Elektriciteit heeft zeer veel technische toepassingen. In de elektrotechniek wordt de elektriciteitsleer dan ook tot de uiterste grenzen verkend en verder ontwikkeld. In tegenstelling tot veel andere natuurkundige verschijnselen zijn veel van de verschijnselen die met elektriciteit te maken hebben, uiterst nauwkeurig te meten en vooraf te berekenen.
Net als vuur is elektriciteit een natuurlijk verschijnsel. Het bekendst is het optreden van bliksem, die ontstaat door een potentiaalverschil in de atmosfeer. Sommige vissen, zoals de sidderaal, zijn ook in staat elektriciteit op te wekken. Daarnaast werkt het dierlijke en menselijke zenuwstelsel met elektrische signalen.
Geschiedenis
Lang voordat er kennis was over elektriciteit, waren mensen zich al bewust van het gevaar hiervan door het contact met elektrische vissen.
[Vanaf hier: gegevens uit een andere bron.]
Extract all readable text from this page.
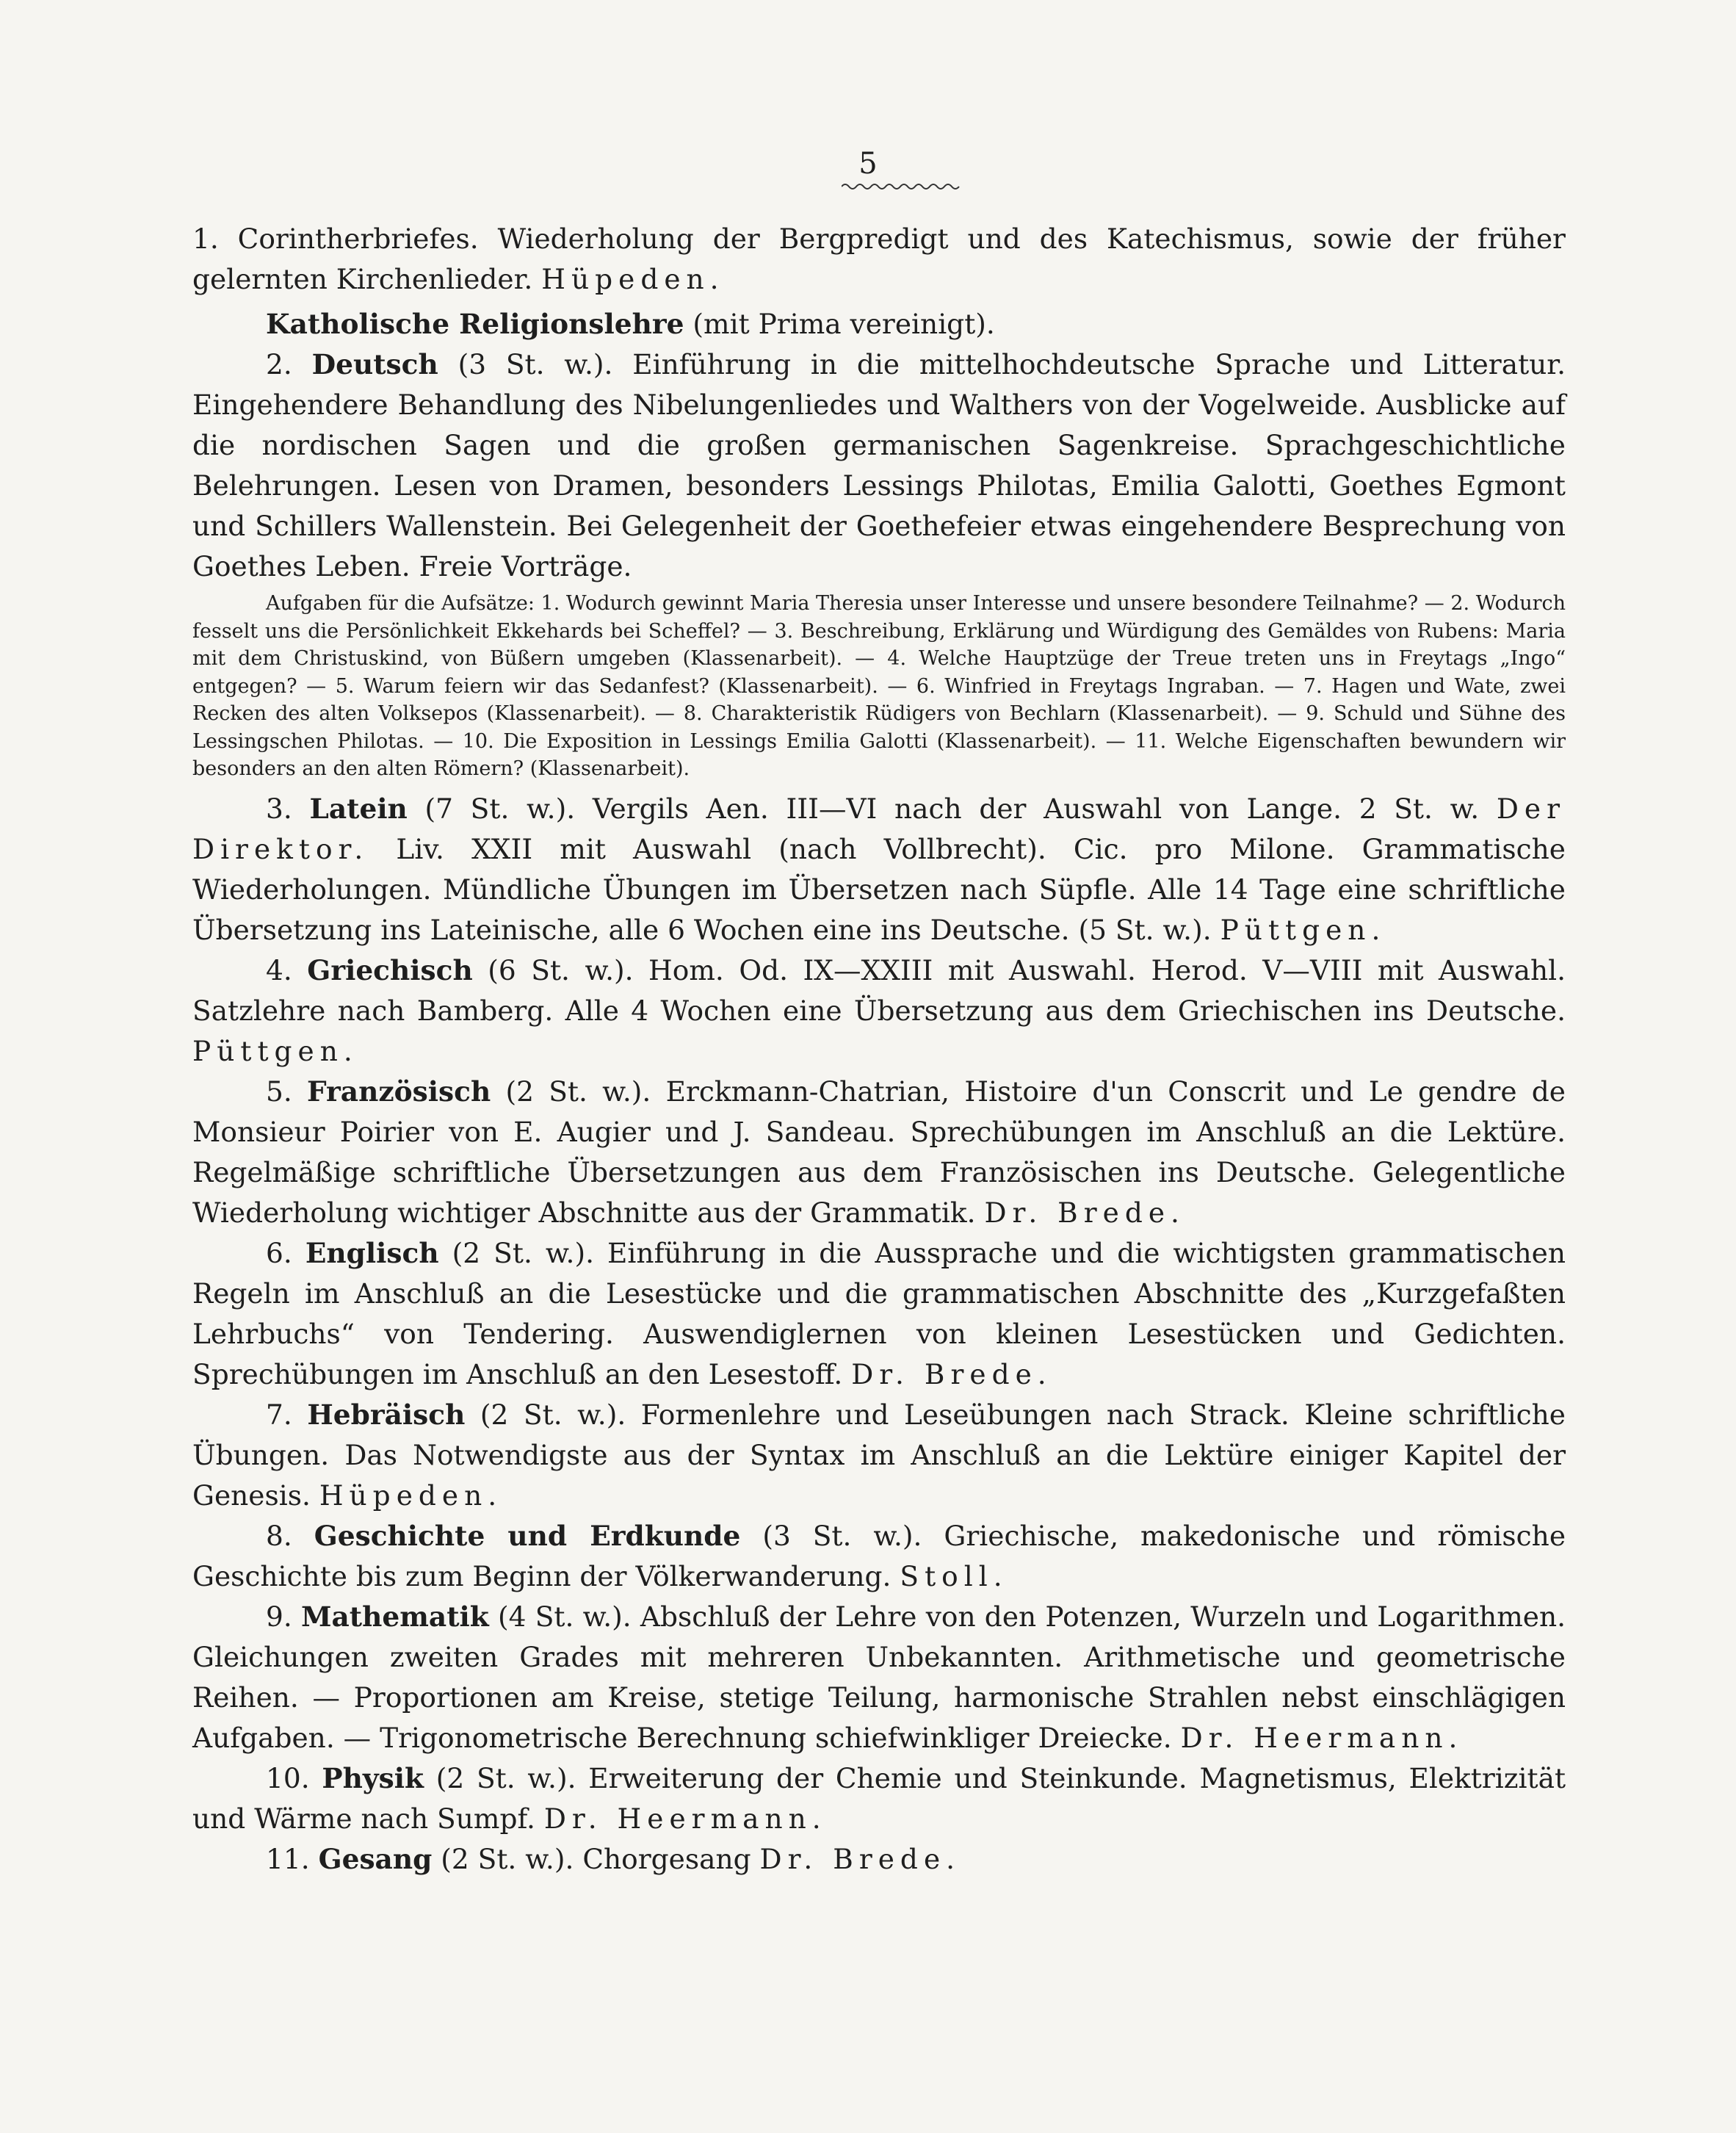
5

1. Corintherbriefes. Wiederholung der Bergpredigt und des Katechismus, sowie der früher gelernten Kirchenlieder. Hüpeden.

Katholische Religionslehre (mit Prima vereinigt).

2. Deutsch (3 St. w.). Einführung in die mittelhochdeutsche Sprache und Litteratur. Eingehendere Behandlung des Nibelungenliedes und Walthers von der Vogelweide. Ausblicke auf die nordischen Sagen und die großen germanischen Sagenkreise. Sprachgeschichtliche Belehrungen. Lesen von Dramen, besonders Lessings Philotas, Emilia Galotti, Goethes Egmont und Schillers Wallenstein. Bei Gelegenheit der Goethefeier etwas eingehendere Besprechung von Goethes Leben. Freie Vorträge.

Aufgaben für die Aufsätze: 1. Wodurch gewinnt Maria Theresia unser Interesse und unsere besondere Teilnahme? — 2. Wodurch fesselt uns die Persönlichkeit Ekkehards bei Scheffel? — 3. Beschreibung, Erklärung und Würdigung des Gemäldes von Rubens: Maria mit dem Christuskind, von Büßern umgeben (Klassenarbeit). — 4. Welche Hauptzüge der Treue treten uns in Freytags „Ingo“ entgegen? — 5. Warum feiern wir das Sedanfest? (Klassenarbeit). — 6. Winfried in Freytags Ingraban. — 7. Hagen und Wate, zwei Recken des alten Volksepos (Klassenarbeit). — 8. Charakteristik Rüdigers von Bechlarn (Klassenarbeit). — 9. Schuld und Sühne des Lessingschen Philotas. — 10. Die Exposition in Lessings Emilia Galotti (Klassenarbeit). — 11. Welche Eigenschaften bewundern wir besonders an den alten Römern? (Klassenarbeit).

3. Latein (7 St. w.). Vergils Aen. III—VI nach der Auswahl von Lange. 2 St. w. Der Direktor. Liv. XXII mit Auswahl (nach Vollbrecht). Cic. pro Milone. Grammatische Wiederholungen. Mündliche Übungen im Übersetzen nach Süpfle. Alle 14 Tage eine schriftliche Übersetzung ins Lateinische, alle 6 Wochen eine ins Deutsche. (5 St. w.). Püttgen.

4. Griechisch (6 St. w.). Hom. Od. IX—XXIII mit Auswahl. Herod. V—VIII mit Auswahl. Satzlehre nach Bamberg. Alle 4 Wochen eine Übersetzung aus dem Griechischen ins Deutsche. Püttgen.

5. Französisch (2 St. w.). Erckmann-Chatrian, Histoire d'un Conscrit und Le gendre de Monsieur Poirier von E. Augier und J. Sandeau. Sprechübungen im Anschluß an die Lektüre. Regelmäßige schriftliche Übersetzungen aus dem Französischen ins Deutsche. Gelegentliche Wiederholung wichtiger Abschnitte aus der Grammatik. Dr. Brede.

6. Englisch (2 St. w.). Einführung in die Aussprache und die wichtigsten grammatischen Regeln im Anschluß an die Lesestücke und die grammatischen Abschnitte des „Kurzgefaßten Lehrbuchs“ von Tendering. Auswendiglernen von kleinen Lesestücken und Gedichten. Sprechübungen im Anschluß an den Lesestoff. Dr. Brede.

7. Hebräisch (2 St. w.). Formenlehre und Leseübungen nach Strack. Kleine schriftliche Übungen. Das Notwendigste aus der Syntax im Anschluß an die Lektüre einiger Kapitel der Genesis. Hüpeden.

8. Geschichte und Erdkunde (3 St. w.). Griechische, makedonische und römische Geschichte bis zum Beginn der Völkerwanderung. Stoll.

9. Mathematik (4 St. w.). Abschluß der Lehre von den Potenzen, Wurzeln und Logarithmen. Gleichungen zweiten Grades mit mehreren Unbekannten. Arithmetische und geometrische Reihen. — Proportionen am Kreise, stetige Teilung, harmonische Strahlen nebst einschlägigen Aufgaben. — Trigonometrische Berechnung schiefwinkliger Dreiecke. Dr. Heermann.

10. Physik (2 St. w.). Erweiterung der Chemie und Steinkunde. Magnetismus, Elektrizität und Wärme nach Sumpf. Dr. Heermann.

11. Gesang (2 St. w.). Chorgesang Dr. Brede.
Enkele oude culturen rond de Middellandse Zee hadden al enige kennis van statische elektriciteit. Ze wreven met barnsteenstaven over een vacht en trokken met de staven lichte voorwerpen, zoals een veer aan. Rond 600 v.Chr. maakte Thales van Milete enkele opmerkingen over statische elektriciteit. Hij was ervan overtuigd dat barnsteen, in tegenstelling tot andere mineralen (zoals magnetiet), magnetisch werd door wrijving.
In 1791 publiceerde Luigi Galvani zijn ontdekking van dierlijke elektriciteit, waaruit bleek dat zenuwcellen elektriciteit gebruiken om signalen door te geven aan onze spieren. Alessandro Volta's batterij, de Zuil van Volta, gaf de wetenschappers een meer betrouwbare energiebron in vergelijking met de elektriseermachines die ze eerder gebruikten. In 1820 ontdekte Hans Christian Ørsted het verband tussen elektriciteit en magnetisme. Hij demonstreerde hoe een geleider waardoor een elektrische stroom loopt, in staat is een kompasnaald te beïnvloeden. André-Marie Ampère hoorde van Ørsteds ontdekking en herhaalde het experiment onder gecontroleerde omstandigheden. Nog geen week later had hij de wet gevonden die bepaalt hoe, en in welke richting de naald wordt beïnvloed.In 1600 publiceerde de Engelse arts William Gilbert een uitgebreide studie over elektriciteit en magnetisme. Hij onderscheidde het natuurlijk magnetisch effect van dat van statische elektriciteit opgewekt door over barnsteen te wrijven. Otto von Guericke, Robert Boyle, Stephen Gray en Charles du Fay werkten en onderzochten elektriciteit verder. In de 18e eeuw deed Benjamin Franklin uitgebreid onderzoek naar elektriciteit. In 1752 voerde hij zijn bekende experiment met de vlieger uit, waarmee hij bewees dat bliksem een vorm van elektriciteit is.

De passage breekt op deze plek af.